К удивлению сигнальщика, гневного командирского окрика не последовало.
— Поднимай! — с тихой твердостью приказал Сергеев. — Все русские флаги окроплены кровью русских. Без нашей крови в них не было бы славы. Поднимешь и прибьешь гвоздями к мачте. Видишь, что кругом делается, какие вихри кружат!
Иванов бросился выполнять приказание. Он ловко взбирался на мачту и глаза всего экипажа неотрывно следили за каждым его движением. Когда же поднятый и прибитый гвоздями флаг развернулся и заполоскался по воздуху, раздалось громовое «ура» экипажа.
Мичман Кудревич стоял, вытянувшись во фронт, приложив руку к фуражке.
Неожиданно вспомнились слова: «Где раз был поднят русский флаг, там он никогда не опускается…» Кто их сказал именно так или почти так? Ну, конечно, Петр Великий на заре нашего флота.
Восторженное состояние мичмана требовало поступков и слов задушевных, небудничных. Он посчитал нужным воздать должное Астахову, перед которым все еще чувствовал себя слегка виновным.
— Молодец, что стреляешь метко! — дружелюбно произнес он.
— Попривыкло ко мне орудие, — скромно ответил комендор, — хотя первый раз я сегодня с него стреляю.
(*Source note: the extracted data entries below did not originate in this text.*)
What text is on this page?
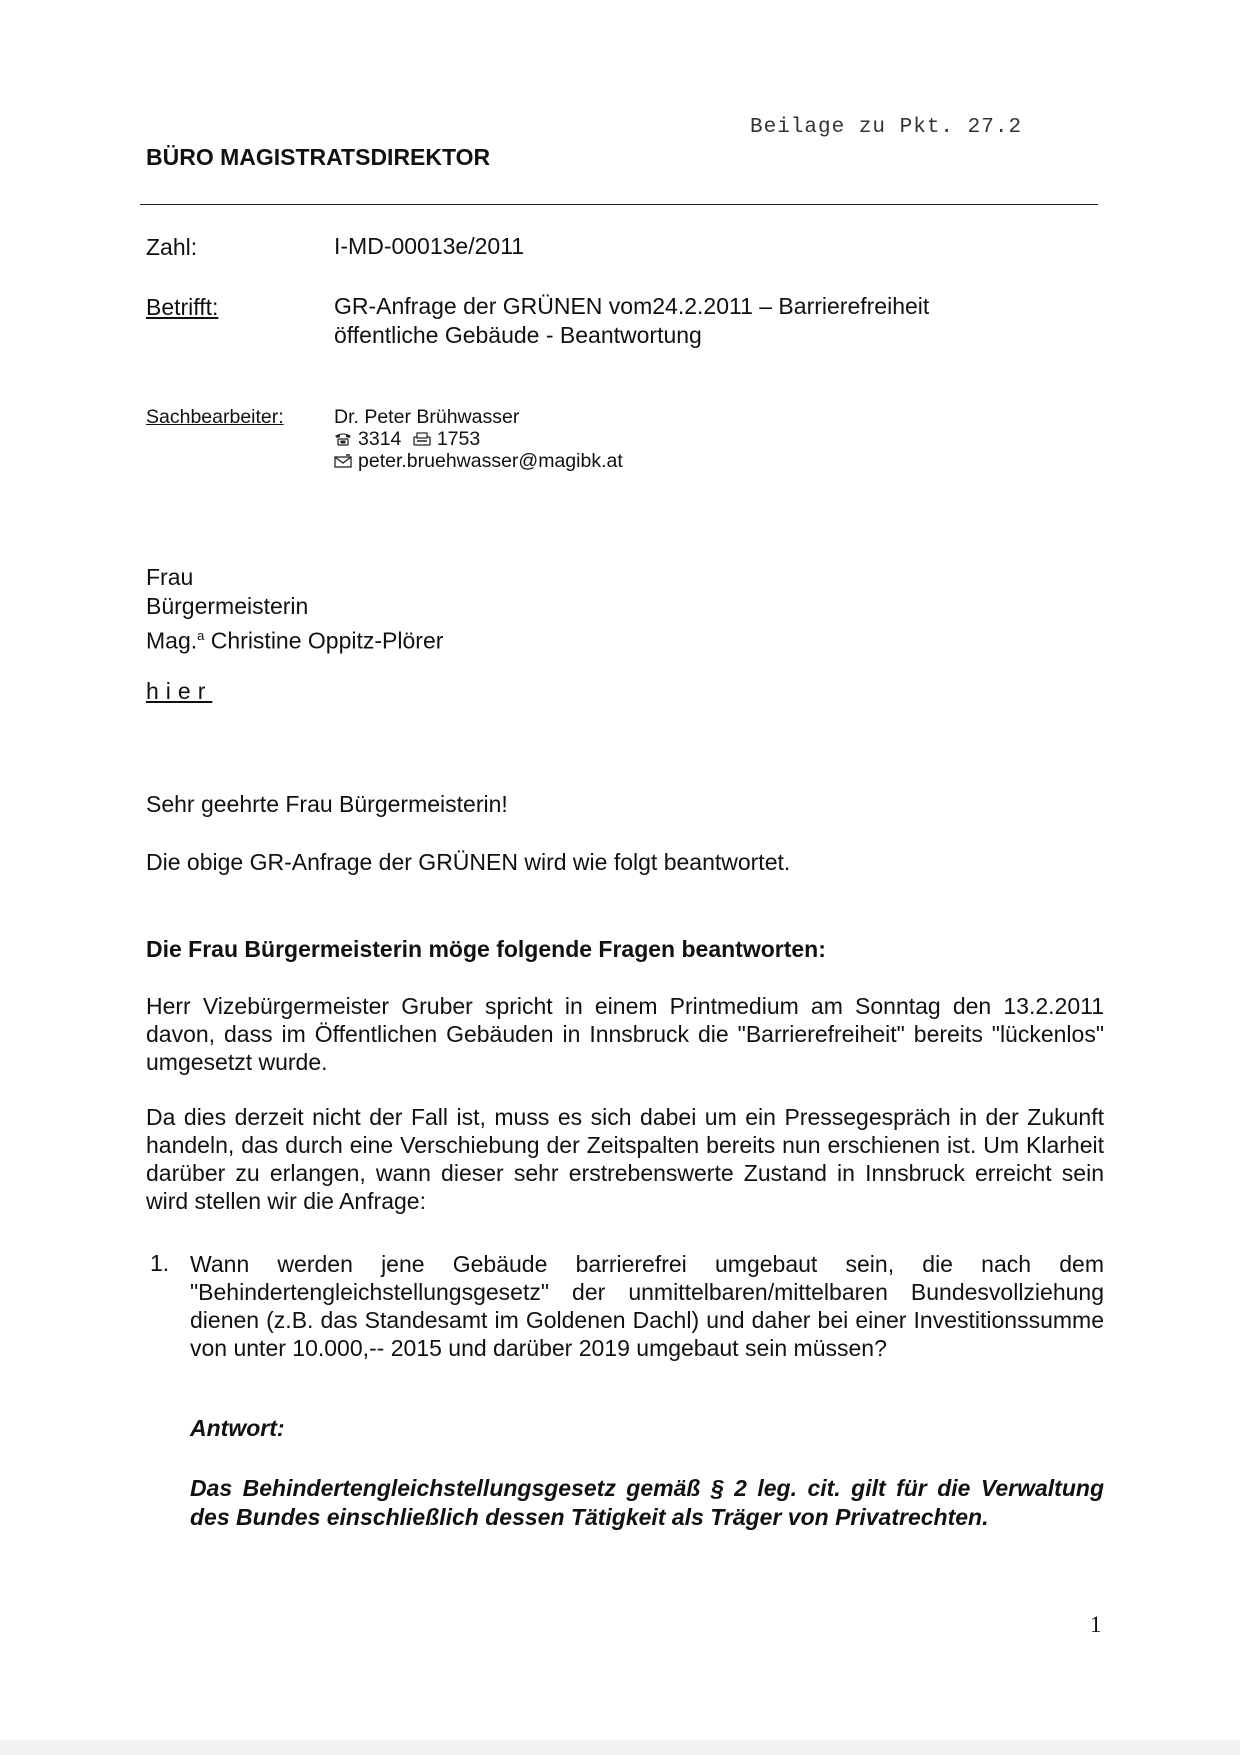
Beilage zu Pkt. 27.2
BÜRO MAGISTRATSDIREKTOR
Zahl:	I-MD-00013e/2011
Betrifft:	GR-Anfrage der GRÜNEN vom24.2.2011 – Barrierefreiheit
öffentliche Gebäude - Beantwortung
Sachbearbeiter:	Dr. Peter Brühwasser
3314 1753
peter.bruehwasser@magibk.at
Frau
Bürgermeisterin
Mag.$^a$ Christine Oppitz-Plörer
hier
Sehr geehrte Frau Bürgermeisterin!
Die obige GR-Anfrage der GRÜNEN wird wie folgt beantwortet.
Die Frau Bürgermeisterin möge folgende Fragen beantworten:
Herr Vizebürgermeister Gruber spricht in einem Printmedium am Sonntag den 13.2.2011 davon, dass im Öffentlichen Gebäuden in Innsbruck die "Barrierefreiheit" bereits "lückenlos" umgesetzt wurde.
Da dies derzeit nicht der Fall ist, muss es sich dabei um ein Pressegespräch in der Zukunft handeln, das durch eine Verschiebung der Zeitspalten bereits nun erschienen ist. Um Klarheit darüber zu erlangen, wann dieser sehr erstrebenswerte Zustand in Innsbruck erreicht sein wird stellen wir die Anfrage:
1. Wann werden jene Gebäude barrierefrei umgebaut sein, die nach dem "Behindertengleichstellungsgesetz" der unmittelbaren/mittelbaren Bundesvollziehung dienen (z.B. das Standesamt im Goldenen Dachl) und daher bei einer Investitionssumme von unter 10.000,-- 2015 und darüber 2019 umgebaut sein müssen?
Antwort:
Das Behindertengleichstellungsgesetz gemäß § 2 leg. cit. gilt für die Verwaltung des Bundes einschließlich dessen Tätigkeit als Träger von Privatrechten.
1
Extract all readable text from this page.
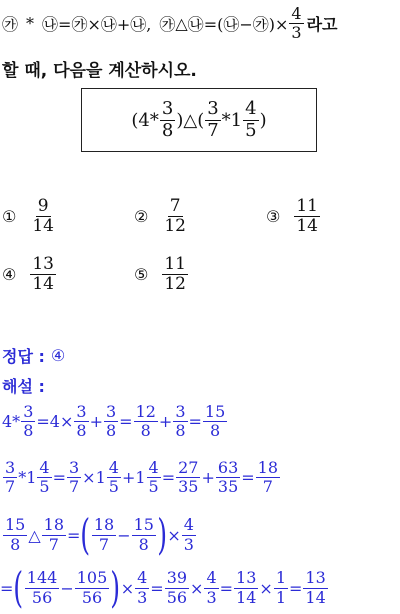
㉮ * ㉯ =㉮×㉯+㉯, ㉮ △ ㉯ =(㉯−㉮)× $\frac{4}{3}$ 라고
할 때, 다음을 계산하시오.
($4* \frac{3}{8}$ )△( $\frac{3}{7} *1 \frac{4}{5}$ )
① $\frac{9}{14}$	② $\frac{7}{12}$	③ $\frac{11}{14}$
④ $\frac{13}{14}$	⑤ $\frac{11}{12}$
정답 : ④
해설 :
$4* \frac{3}{8} =4\times \frac{3}{8} + \frac{3}{8} = \frac{12}{8} + \frac{3}{8} = \frac{15}{8}$
$\frac{3}{7} *1 \frac{4}{5} = \frac{3}{7} \times 1 \frac{4}{5} +1 \frac{4}{5} = \frac{27}{35} + \frac{63}{35} = \frac{18}{7}$
$\frac{15}{8}$ △ $\frac{18}{7}$ = ( $\frac{18}{7} - \frac{15}{8}$ ) × $\frac{4}{3}$
= ( $\frac{144}{56} - \frac{105}{56}$ ) × $\frac{4}{3} = \frac{39}{56} \times \frac{4}{3} = \frac{13}{14} \times \frac{1}{1} = \frac{13}{14}$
А оно с характером, его понимать надо, а не фыркать на него — фрр да брр!..
Кудревич почувствовал, что разговор переносится на личную почву. В голосе комендора прозвучали простодушные, почти интимные нотки, как в разговоре с близким товарищем.
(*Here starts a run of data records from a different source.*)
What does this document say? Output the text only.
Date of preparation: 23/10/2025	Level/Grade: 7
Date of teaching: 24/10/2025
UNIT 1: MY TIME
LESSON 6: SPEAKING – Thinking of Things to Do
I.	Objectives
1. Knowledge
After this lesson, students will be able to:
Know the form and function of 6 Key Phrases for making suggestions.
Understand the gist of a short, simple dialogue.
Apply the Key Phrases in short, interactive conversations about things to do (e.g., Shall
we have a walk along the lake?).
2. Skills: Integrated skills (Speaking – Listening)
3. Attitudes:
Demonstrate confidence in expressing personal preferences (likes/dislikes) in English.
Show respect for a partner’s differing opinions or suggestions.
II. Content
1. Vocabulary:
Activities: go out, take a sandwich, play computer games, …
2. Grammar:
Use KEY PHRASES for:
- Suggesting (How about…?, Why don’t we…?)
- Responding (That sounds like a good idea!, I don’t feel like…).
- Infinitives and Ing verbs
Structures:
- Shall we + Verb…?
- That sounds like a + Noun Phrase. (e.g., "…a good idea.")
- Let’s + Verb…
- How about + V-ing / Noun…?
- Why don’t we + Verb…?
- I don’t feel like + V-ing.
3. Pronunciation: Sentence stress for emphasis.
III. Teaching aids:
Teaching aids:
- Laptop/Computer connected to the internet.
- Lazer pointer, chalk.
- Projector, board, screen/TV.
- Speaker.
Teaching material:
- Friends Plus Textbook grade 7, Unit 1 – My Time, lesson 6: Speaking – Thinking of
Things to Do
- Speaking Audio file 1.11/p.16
— Ну-ну, в час добрый, — весело сказал мичман и заторопился отойти.
— Не нравится, — проводил его насмешливыми глазами Максименко.
— Нет, он парень хороший, — с убеждением произнес Астахов. — Снять бы с него офицерские погоны, надеть наши лычки, справный бы с него матрос вышел.
Взрывы около и на самом миноносце раздавались чаще и чаще. В узких помещениях машинного отделения стало трудно держаться на ногах. Ежеминутно «Стерегущий» со страшным креном валился то на один, то на другой борт. Это падавшие близко снаряды обрушивали на него с грохотом огромные пласты воды. Она низвергалась на миноносец со всех сторон с такою яростью и силой, что корпус его беспомощно трещал, как ореховая скорлупа. У котлов стоял невообразимый шум, словно тысячи кувалд били по чугунным наковальням. Стрелки приборов прыгали неверно и без толку, со стен сыпалась краска. То и дело с треском разлетались электрические лампочки и гасло освещение. Наконец, в довершение зол, лопнул водопровод.
Быстро распространяясь повсюду, по отпотевшим стенам пополз смрадный дым неохлаждаемых угольных газов. Один за другим, надышавшиеся дымом, выбывали кочегары. Первым свалился в обмороке Зацепилин, за ним Пономарев. Они долго не приходили в сознание. У Комарова и Коростина начались судороги, такие сильные, что нельзя было держать лопат. Коростин, прислонившиськ стенке, ругался. Алексеев, исправлявший водопровод, чувствовал, что вот-вот упадет.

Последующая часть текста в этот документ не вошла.